Ornaments of the church

ORNAMENTS OF THE CHURCH, and MINISTERS THEREOF. This Rubric is well known as the "Ornaments Rubric." It will be considered under two heads, (1) the Vestments of the Minister, (2) the Ornaments of the Church.

(1.) This Rubric had no existence in 1549; but a direction in the Communion Service says that the Priest is to wear "a white albe plain, with a Vestment or Cope," and the assisting Priests or Deacons, "Albes with tunicles," or Dalmatics. At other Services in Parish Churches the ministers were to use a surplice and, in Cathedrals and Colleges, the hood of their degree. At a celebration a Bishop was to wear a Surplice or Albe, and a Cope or Vestment. In 1552 the Ornaments Rubric ran thus:—"The Minister, at the time of the Communion, and at all other times of his ministration, shall use neither Albe, Vestment, nor Cope; but, being Archbishop or Bishop, he shall have and wear a Rochet, and being Priest or Deacon, a Surplice only." In 1559 this Rubric was altered thus:—"The Minister….shall use such ornaments in the Church as were in use by authority of Parliament in the second year of Edward VI., according to the Act of Parliament set forth in the beginning of this book." This Act spoke of authorizing the Queen to ordain other ceremonies; but whether she did so or not, according to this Act, has been a matter of controversy. But in the "advertisements" of Archbishop Parker (1566), no other vestment than the Cope and Surplice is named. In 1662 the Rubric was altered into its present form.

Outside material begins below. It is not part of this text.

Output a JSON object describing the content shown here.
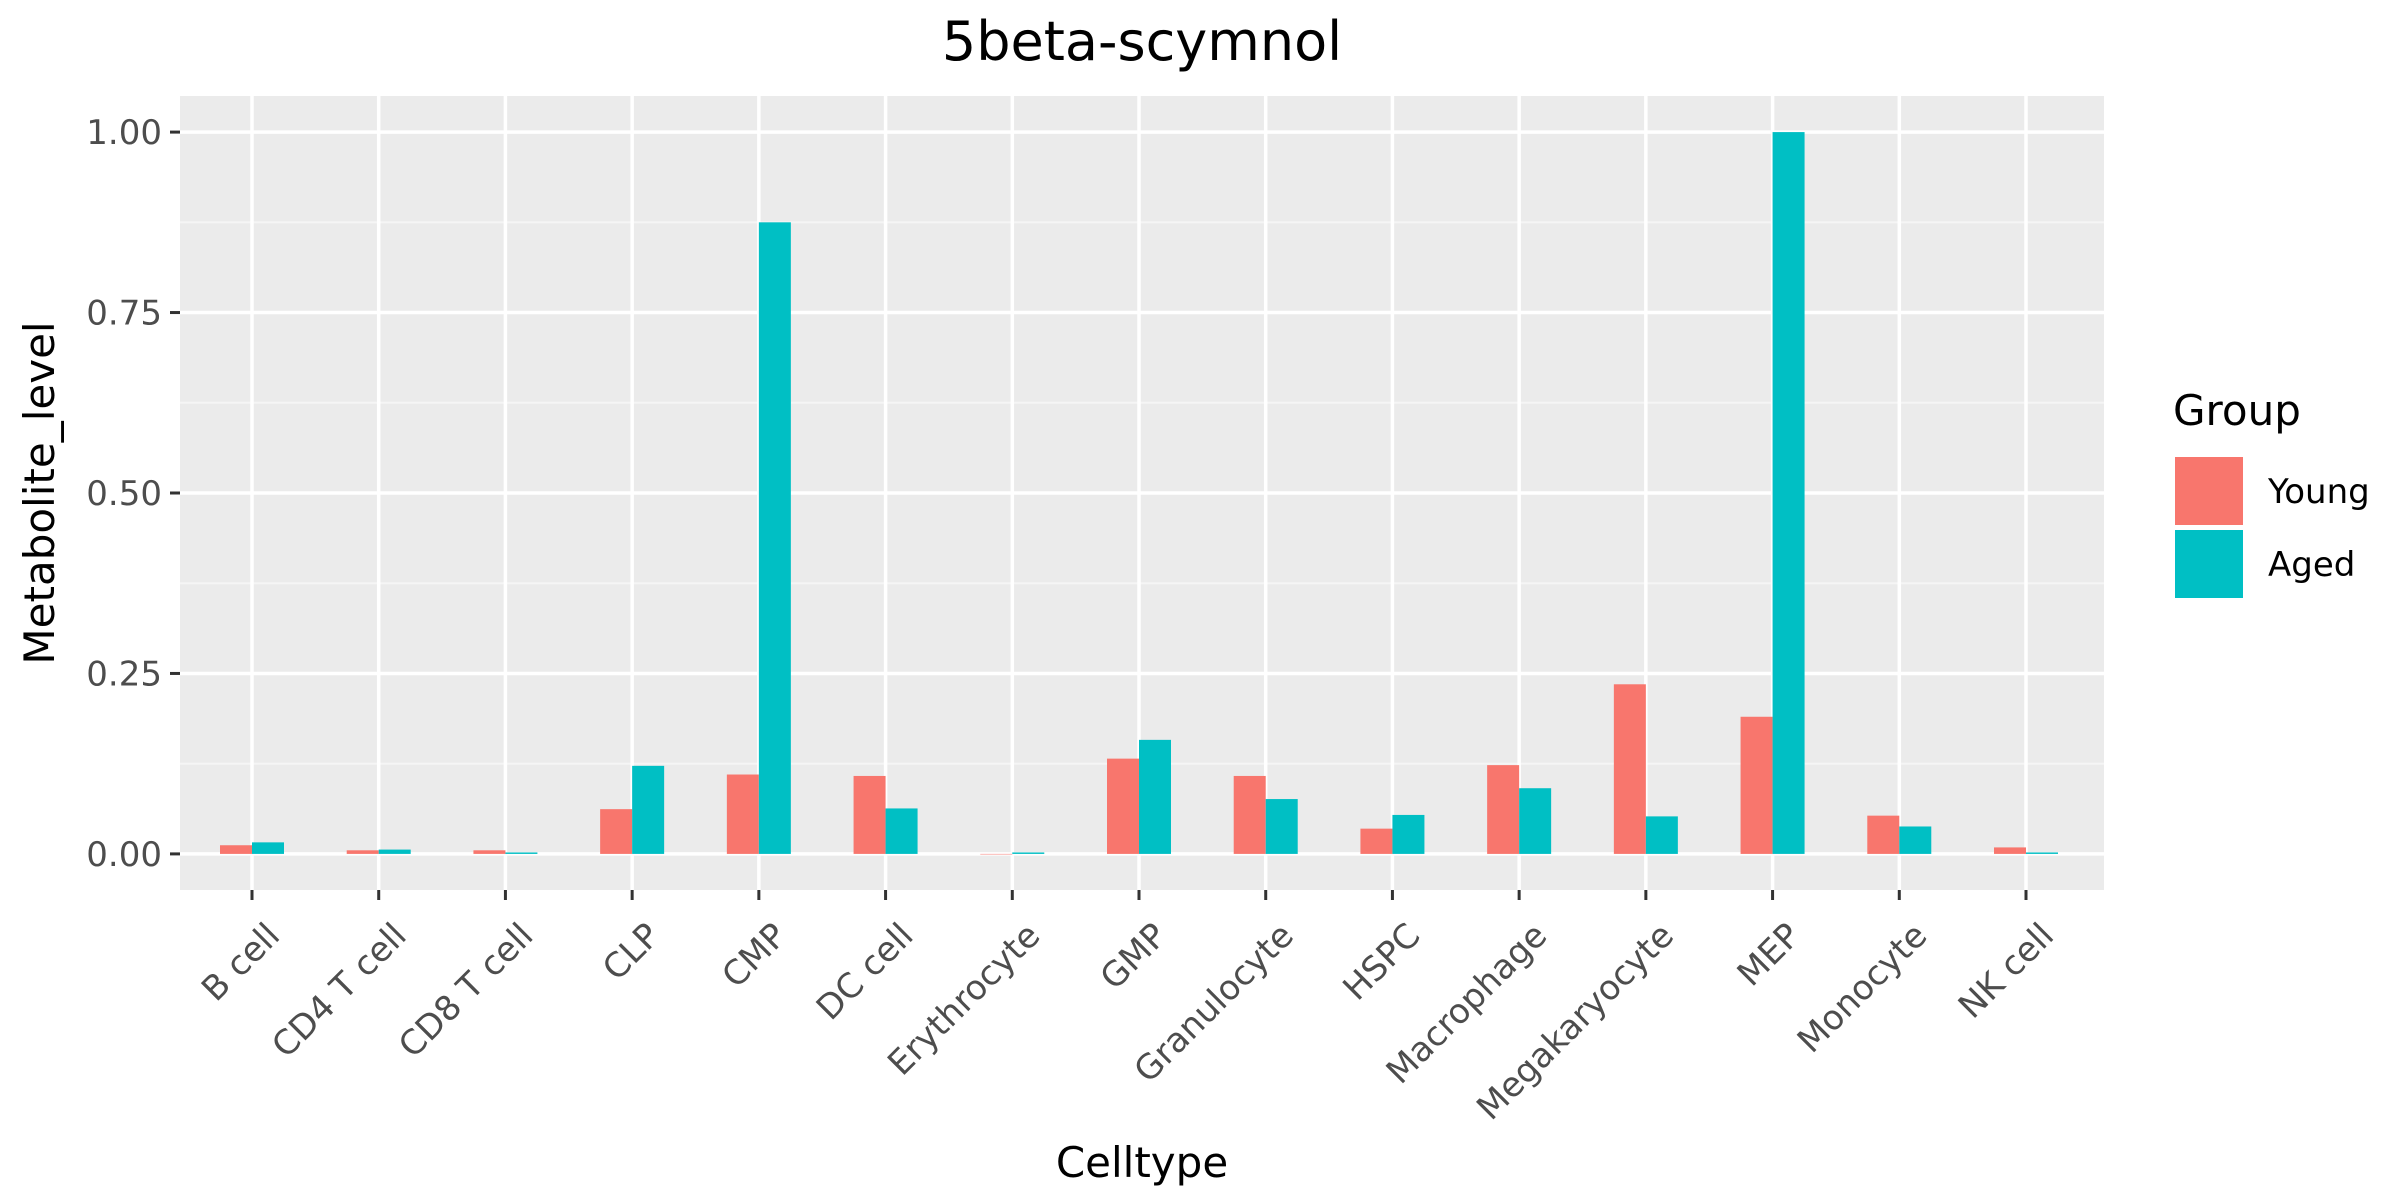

As a matter of history, it seems unquestionable that, with a few exceptions, all vestments except the Surplice and Hood in Parish Churches, and Copes in some Cathedrals, were disused after 1564. Within the last 25 years, the use of the old vestments ordered in the first Prayer Book, and authorized by Parliament, has been revived on the authority of the Rubric of 1662. The Privy Council, however, has, rightly or wrongly, pronounced against the legality of the revival of the vestments named in the Rubric. (See Vestments.) (2.) The ornaments of the Church are discussed under the headings of AltarAltar Lights, &c. In Canons 80 to 84 among the things pertaining to the Church are enumerated (1) a great Bible and Prayer Book, (2) a Font of stone, (3) a "decent Communion Table covered in time of Divine Service with a carpet of silk or other decent stuff," (4) the "Ten Commandments to be set up" and "other chosen sentences written," (5) a Pulpit, (6) an Alms Chest.